By Frank Newman on 8th January 2016
The receivers have been called in to Dick Smith Electronics (DSE), which operates 331 stores in Australia and 62 in New Zealand.
Another retailer getting into trouble is not earth shattering news, but the history behind the company is an interesting one; in particular how a private equity firm was able to extract half a billion dollars from their short-term investment in the company.
The business was started by Dick Smith in 1968, initially to install and service car radios. It soon branched out into wholesaling electronic products, which was one of the most popular hobbies of the time. By 1980 the company had grown to 20 stores and Dick Smith sold 60% of the company to Woolworths, and the remaining 40% two years later. As the electronics hobby boom faded in the late 80s and 90s the company changed its emphasis to retailing electronic consumer products.
By 2012 the company was struggling in a tough retail environment. In November 2012 Woolworths restructured and sold the business for $115m to Anchorage Capital Partners, an Australian based private equity company. On its website Anchorage says it paid $20m for the company, which was the initial cash payment made to Woolworths. The balance of the purchase price is likely to have come out of DSE from cash on hand and the sale of assets sitting within the company.
Anchorage put in place what it calls a “turnaround program” and a year later sold the business in an Initial Public Offering (IPO) on the Australian Stock Exchange for $520m. Anchorage retained 20% but sold out totally in September 2014. It was in and out within two years, and clipped $500m in the process.
This is how Anchorage describes the turnaround program: “Following the acquisition Anchorage introduced a new CEO…and further strengthened the existing management team…In partnership with Anchorage, this management team immediately began implementing a highly successful program of operational, strategic, customer and cultural initiatives across all areas of the value chain.”
Those major initiatives included:
- Introducing sales incentives for staff and staff training (presumably sales training).

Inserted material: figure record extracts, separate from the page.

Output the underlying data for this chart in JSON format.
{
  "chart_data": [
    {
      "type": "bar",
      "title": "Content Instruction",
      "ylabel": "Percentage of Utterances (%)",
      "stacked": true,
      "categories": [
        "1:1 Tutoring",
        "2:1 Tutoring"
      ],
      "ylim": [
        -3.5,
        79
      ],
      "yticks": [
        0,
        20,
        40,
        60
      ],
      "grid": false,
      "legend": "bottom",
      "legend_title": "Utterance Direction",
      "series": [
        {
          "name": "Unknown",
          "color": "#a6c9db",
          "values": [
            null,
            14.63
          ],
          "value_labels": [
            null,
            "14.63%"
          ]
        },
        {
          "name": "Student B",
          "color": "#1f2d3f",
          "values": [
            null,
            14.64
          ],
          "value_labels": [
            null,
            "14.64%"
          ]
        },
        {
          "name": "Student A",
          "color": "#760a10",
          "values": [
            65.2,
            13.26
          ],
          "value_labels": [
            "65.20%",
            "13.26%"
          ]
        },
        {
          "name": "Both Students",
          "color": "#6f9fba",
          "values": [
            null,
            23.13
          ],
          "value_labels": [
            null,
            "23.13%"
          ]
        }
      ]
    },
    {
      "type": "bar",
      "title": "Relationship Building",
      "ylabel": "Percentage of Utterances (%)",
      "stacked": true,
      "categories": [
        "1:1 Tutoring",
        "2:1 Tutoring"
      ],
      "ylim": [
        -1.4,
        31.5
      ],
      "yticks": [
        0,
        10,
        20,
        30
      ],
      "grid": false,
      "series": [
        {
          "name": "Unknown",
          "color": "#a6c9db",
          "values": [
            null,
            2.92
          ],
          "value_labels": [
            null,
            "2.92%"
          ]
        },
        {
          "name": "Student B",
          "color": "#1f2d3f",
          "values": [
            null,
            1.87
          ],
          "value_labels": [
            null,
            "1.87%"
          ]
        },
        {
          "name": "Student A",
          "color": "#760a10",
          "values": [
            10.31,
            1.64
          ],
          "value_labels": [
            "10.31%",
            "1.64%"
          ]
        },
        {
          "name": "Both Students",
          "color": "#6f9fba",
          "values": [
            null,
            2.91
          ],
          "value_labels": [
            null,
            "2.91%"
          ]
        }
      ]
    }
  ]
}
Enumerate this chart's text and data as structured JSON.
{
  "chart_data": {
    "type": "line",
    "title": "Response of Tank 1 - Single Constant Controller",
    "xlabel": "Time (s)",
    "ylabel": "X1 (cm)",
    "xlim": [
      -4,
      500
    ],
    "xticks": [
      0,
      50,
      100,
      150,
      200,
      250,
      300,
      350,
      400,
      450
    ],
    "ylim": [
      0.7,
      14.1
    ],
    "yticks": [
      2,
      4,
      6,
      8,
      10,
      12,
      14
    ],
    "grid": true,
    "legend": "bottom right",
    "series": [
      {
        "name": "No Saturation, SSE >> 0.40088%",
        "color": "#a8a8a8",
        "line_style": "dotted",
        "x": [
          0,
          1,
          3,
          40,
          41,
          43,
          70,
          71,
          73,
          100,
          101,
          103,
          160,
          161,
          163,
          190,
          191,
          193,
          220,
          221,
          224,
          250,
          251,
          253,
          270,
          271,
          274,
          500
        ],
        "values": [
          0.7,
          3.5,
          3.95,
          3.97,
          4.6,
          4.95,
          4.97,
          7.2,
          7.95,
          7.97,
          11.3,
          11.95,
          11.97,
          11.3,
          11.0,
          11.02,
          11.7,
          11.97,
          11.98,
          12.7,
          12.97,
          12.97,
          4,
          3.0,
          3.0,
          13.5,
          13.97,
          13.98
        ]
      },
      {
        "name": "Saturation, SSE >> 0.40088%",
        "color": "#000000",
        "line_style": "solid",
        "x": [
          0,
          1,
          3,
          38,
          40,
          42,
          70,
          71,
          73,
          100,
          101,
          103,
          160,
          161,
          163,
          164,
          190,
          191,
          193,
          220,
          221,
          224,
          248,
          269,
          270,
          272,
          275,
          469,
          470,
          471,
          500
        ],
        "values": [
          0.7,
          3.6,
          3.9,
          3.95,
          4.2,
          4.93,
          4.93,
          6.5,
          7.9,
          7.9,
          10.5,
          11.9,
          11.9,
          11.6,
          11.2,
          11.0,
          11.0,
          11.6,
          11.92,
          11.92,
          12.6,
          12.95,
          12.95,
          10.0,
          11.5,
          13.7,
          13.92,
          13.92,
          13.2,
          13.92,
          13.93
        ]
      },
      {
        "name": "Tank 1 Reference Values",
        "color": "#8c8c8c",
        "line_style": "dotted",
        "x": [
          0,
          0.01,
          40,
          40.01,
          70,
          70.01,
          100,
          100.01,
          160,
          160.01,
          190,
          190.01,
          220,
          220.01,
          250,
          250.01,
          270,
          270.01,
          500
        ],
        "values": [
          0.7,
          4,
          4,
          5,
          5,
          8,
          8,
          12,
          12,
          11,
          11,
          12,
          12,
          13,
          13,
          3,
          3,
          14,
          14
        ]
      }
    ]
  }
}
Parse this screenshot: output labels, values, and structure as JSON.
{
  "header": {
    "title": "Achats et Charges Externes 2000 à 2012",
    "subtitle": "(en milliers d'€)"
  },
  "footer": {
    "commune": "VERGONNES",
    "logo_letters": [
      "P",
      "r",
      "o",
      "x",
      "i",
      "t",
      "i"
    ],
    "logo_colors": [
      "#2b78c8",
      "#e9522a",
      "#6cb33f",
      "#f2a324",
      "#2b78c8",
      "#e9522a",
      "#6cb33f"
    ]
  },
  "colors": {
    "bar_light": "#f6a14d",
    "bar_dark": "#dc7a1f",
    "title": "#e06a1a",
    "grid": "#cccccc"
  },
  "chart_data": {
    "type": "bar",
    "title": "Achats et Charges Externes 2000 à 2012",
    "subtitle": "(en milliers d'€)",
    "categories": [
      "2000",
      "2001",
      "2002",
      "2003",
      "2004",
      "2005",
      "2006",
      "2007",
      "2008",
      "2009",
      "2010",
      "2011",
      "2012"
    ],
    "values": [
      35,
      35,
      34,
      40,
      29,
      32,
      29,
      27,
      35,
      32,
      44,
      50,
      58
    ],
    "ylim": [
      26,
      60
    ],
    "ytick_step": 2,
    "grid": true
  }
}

- Renegotiating supply agreements (presumably negotiating better buying discounts), and opening up an office in Hong Kong to source unbranded products (to lower purchasing costs).
- A new marketing program in collaboration with suppliers (presumably offering deals where the suppliers provided consignment stock and/or paid for some of the marketing costs).
- “Significant clearance of old and obsolete stock; improved stock management and ordering practices; optimised freight movement including closure of two distribution centres.” Indeed the sale of stock was massive, reducing from $312m in November 2012 to $171m by June 2013, just before the IPO.
- Adding 10-15 stores using a couple of new store formats.
- Entering into an agreement with David Jones to take over the consumer electronics counters within their department stores.
They go on to say, as a result of these initiatives earnings before interest and tax increased from $23.4m in 2013 to $71.8m in 2014.
This is a very good case study of how private equity companies operate. They essentially go into deals with two broad objectives.
The first is to extract as much cash out of the business as possible. In this case they achieved that by substantially reducing stock levels. By realising assets from the company they acquired, their net outlay was not $155m but $20m (if that).
The second objective is to make the next year’s earnings number as big as possible, wrap it up with a growth story, and sell those future earnings to the public – which in this case was at a multiple of 7.4x earnings.
That’s how it turned $20m into $520m.
Things appeared to be going well for the listed company until October last year, when they reported a dramatic turnaround in sales and problems converting inventory into cash.
Despite heavy discounting through to Christmas, the inventory position worsened, and last week the company was placed into receivership after failing to secure short-term bank funding.
Of course, out of pocket investors are looking for someone to blame, and Anchorage is in the firing line. The question being asked is whether their turnaround program was sustainable in the long-term, or is it simply a case of the current management not having the skills too manage the business. Some are questioning the “flick-it-on” approach by private equity investors generally.
In any case, Anchorage is $500m better off and DSE’s shareholders have nothing. For some the lesson is simple – don’t buy an IPO when the seller is a private equity investor.